Juni 2016

160602

ENERGIE-CHRONIK


Bundesnetzagentur geht endlich gegen Care-Energy vor

Die Bundesnetzagentur scheint sich entschlossen zu haben, den dubiosen Geschäftspraktiken des Energieanbieters Care-Energy endlich ein Ende zu bereiten. Mit Datum von 28. Juni übermittelte sie dem Unternehmen einen 22 Seiten umfassenden Fragenkatalog, der bis 13. Juli beantwortet werden muß (siehe Link). Andernfalls droht ein Zwangsgeld von einer Million Euro. Adressat ist die Care-Energy AG, die derzeit gegenüber den Kunden das verwirrende Firmengeflecht vertritt, das der Österreicher Martin Richard Kristek aufgebaut hat.

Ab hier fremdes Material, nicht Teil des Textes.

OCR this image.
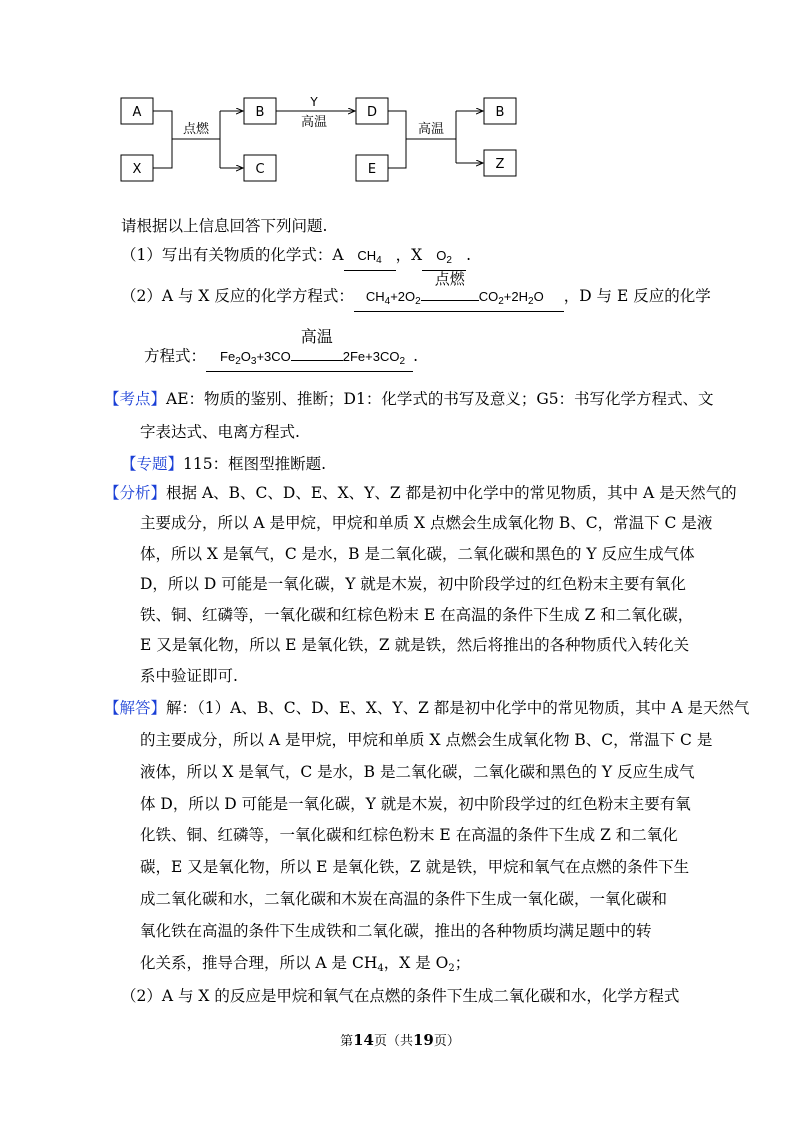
A
X
B
C
D
E
B
Z
点燃
Y
高温	高温
请根据以上信息回答下列问题.
（1）写出有关物质的化学式：A $CH_4$ ，X $O_2$ .
（2）A 与 X 反应的化学方程式： $CH_4+2O_2$
点燃
$CO_2+2H_2O$ ，D 与 E 反应的化学
方程式： $Fe_2O_3+3CO$
高温
$2Fe+3CO_2$ .
【考点】AE：物质的鉴别、推断；D1：化学式的书写及意义；G5：书写化学方程式、文
字表达式、电离方程式.
【专题】115：框图型推断题.
【分析】根据 A、B、C、D、E、X、Y、Z 都是初中化学中的常见物质，其中 A 是天然气的
主要成分，所以 A 是甲烷，甲烷和单质 X 点燃会生成氧化物 B、C，常温下 C 是液
体，所以 X 是氧气，C 是水，B 是二氧化碳，二氧化碳和黑色的 Y 反应生成气体
D，所以 D 可能是一氧化碳，Y 就是木炭，初中阶段学过的红色粉末主要有氧化
铁、铜、红磷等，一氧化碳和红棕色粉末 E 在高温的条件下生成 Z 和二氧化碳，
E 又是氧化物，所以 E 是氧化铁，Z 就是铁，然后将推出的各种物质代入转化关
系中验证即可.
【解答】解：（1）A、B、C、D、E、X、Y、Z 都是初中化学中的常见物质，其中 A 是天然气
的主要成分，所以 A 是甲烷，甲烷和单质 X 点燃会生成氧化物 B、C，常温下 C 是
液体，所以 X 是氧气，C 是水，B 是二氧化碳，二氧化碳和黑色的 Y 反应生成气
体 D，所以 D 可能是一氧化碳，Y 就是木炭，初中阶段学过的红色粉末主要有氧
化铁、铜、红磷等，一氧化碳和红棕色粉末 E 在高温的条件下生成 Z 和二氧化
碳，E 又是氧化物，所以 E 是氧化铁，Z 就是铁，甲烷和氧气在点燃的条件下生
成二氧化碳和水，二氧化碳和木炭在高温的条件下生成一氧化碳，一氧化碳和
氧化铁在高温的条件下生成铁和二氧化碳，推出的各种物质均满足题中的转
化关系，推导合理，所以 A 是 $CH_4$，X 是 $O_2$；
（2）A 与 X 的反应是甲烷和氧气在点燃的条件下生成二氧化碳和水，化学方程式
第14页（共19页）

Schon der Mangel an wirtschaftlicher Leistungsfähigkeit böte einen Grund zur Untersagung der Geschäftstätigkeit


Auf diesem Plakat warnt der Chef des Stromvertriebs Care-Energy vor sich selber. Die Warnung ist allerdings nicht an seine Kunden gerichtet. Kristek präsentiert sich vielmehr in der Rolle des Volkstribuns, der die etablierte Energiewirtschaft herausfordert.
Foto: obs/mk-group Holding GmbH/Care Energy

Die brisantesten Fragen der Behörde zielen auf die Zahlungsfähigkeit des Firmengeflechts, dessen Gesellschaften mit minimalem Stammkapital ausgestattet sind und häufig ihre Bezeichnungen ändern. So nennt sich die "Care-Energy Energiedienstleistungs GmbH & Co. KG", die vom Landgericht Hamburg zur Nachzahlung von 85,5 Millionen Euro EEG-Umlage zuzüglich Zinsen verurteilt wurde (160309), inzwischen "Expertos Unternehmens- und Wirtschaftsberatungs GmbH & Co. KG". Sie hat aber die Kundenwerbung an die "Care Energy AG" abgegeben, die zuvor "EnUp AG" hieß. Trotz des Namens war Kristek an dieser Gesellschaft angeblich nicht beteiligt. Am 27. Juni ließ er jedoch plötzlich wissen, daß eine ihm gehörende Gesellschaft diese Care-Energy AG "mit sofortiger Wirkung als Hauptaktionär übernommen" habe.

Vermutlich wird es Kristek nicht viel nützen, wenn er die vom Landgericht verurteilte "Expertos", die nur noch aus juristischen Gründen im Handelsregister fortlebt (160506), einfach Pleite machen läßt. Die Bundesnetzagentur sieht nämlich Anhaltspunkte dafür, daß die Care Energy AG für die nicht abgeführten EEG-Umlagen mithaften könnte. Ob bei dieser Gesellschaft mehr zu holen wäre, ist sicher fraglich. Eine solche Mithaftung würde aber zumindest die Zweifel an der wirtschaftlichen Leistungsfähigkeit des ganzen Care-Energy-Geflechts belegen und damit ein wichtiger Grund zur Untersagung der Geschäftstätigkeit sein. Nach § 5 EnWG kann die Regulierungsbehörde einem Energieversorger die weitere Geschäftstätigkeit untersagen, "wenn die personelle, technische oder wirtschaftliche Leistungsfähigkeit oder Zuverlässigkeit nicht gewährleistet ist".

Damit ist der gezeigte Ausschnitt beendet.